My first amusement park was a gravel-covered block of unincorporated West Hollywood at Beverly and La Cienega called Beverly Park. The home of a ferris wheel, a merry go-round, a smallish steel roller-coaster, pony rides, and a host of tamer amusements, Beverly Park was what I dreamed about on cool LA weekends when the boat and the beach were out of the question.
I’ll confess that I was more thrilled by the boats riding in a circle than I was the roller coaster, and I never tired of the park’s offering. it was a place where I could go where it was all about being a kid, where everything was designed, in the Disney-esque words of Beverly Park founder and owner David Bradley, to “bring life and laughs to people.” It was an innocent, almost naive mission, and Bradley succeeded admirably.
The park thrived for nearly three decades, until fatigue and rising rents compelled Bradley to close. It never lacked for patronage. Hadley Meares, a writer and historian, dis a superb profile of the park on KCET’s website where she hints at the park’s appeal as a salve for the consciences of fathers who, for whatever reason, had few opportunities to spend time with their kids or who simply lacked other alternatives. That’s no doubt true, but it’s never the whole story. Some families, like ours, went there because the kids loved it so much and pestered our parents until they relented and took us there.

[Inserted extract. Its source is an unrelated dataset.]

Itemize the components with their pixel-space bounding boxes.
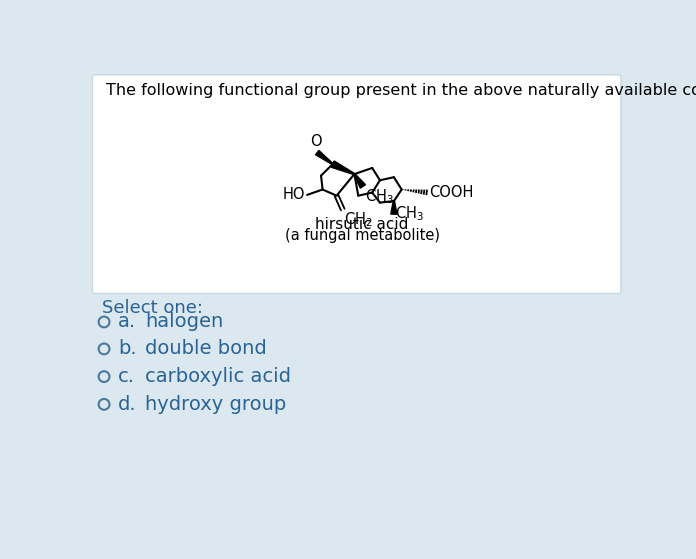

Los Angeles lost something special when the park closed. In a metropolitan area that hosts four of the nation’s largest and best known theme parks, the closing of Beverly Park left a hole in the collective psyche. Over the past decade, that hole has begun to fill. The Balboa Fun Zone and the Pacific Park at Santa Monica Pier – and to a somewhat lesser degree, Belmont Park in San Diego – thrive because there is more to a great California amusement park than fear.
Because a great amusement park doesn’t need to be a competition to see who can ride the highest or fastest roller coaster. The goal of a great amusement park is not the incitement of terror or the adrenaline rush that comes with fooling your hypothalamus into believing that death is imminent; that goal should be creating a space that is safe for fun, joy, and escape. Upon that simple premise David Bradley built his life and two successful businesses and earned the gratitude of two generations of Los Angeles families.
It should incite no surprise that Walt Disney spent a fair amount of time sitting on the benches at Beverly Park taking notes, and he picked up on Bradley’s epiphany – or perhaps detected a kindred spirit. Walt and the wiser heads among his successors have managed to create, on a far larger scale, a place where not only children could enjoy being children, but where adults could do so as well without fear or embarrassment. My family have annual passes to Disneyland, and there are days when, perched beneath a shade tree in New Orleans Square, I wonder whether my son is just our excuse for coming to Disneyland and doffing our worldliness for a while.
Beverly Park could never lay claim to being “the happiest place on Earth,” but it was and ever shall be one of my happy places. I reckon that I am not alone.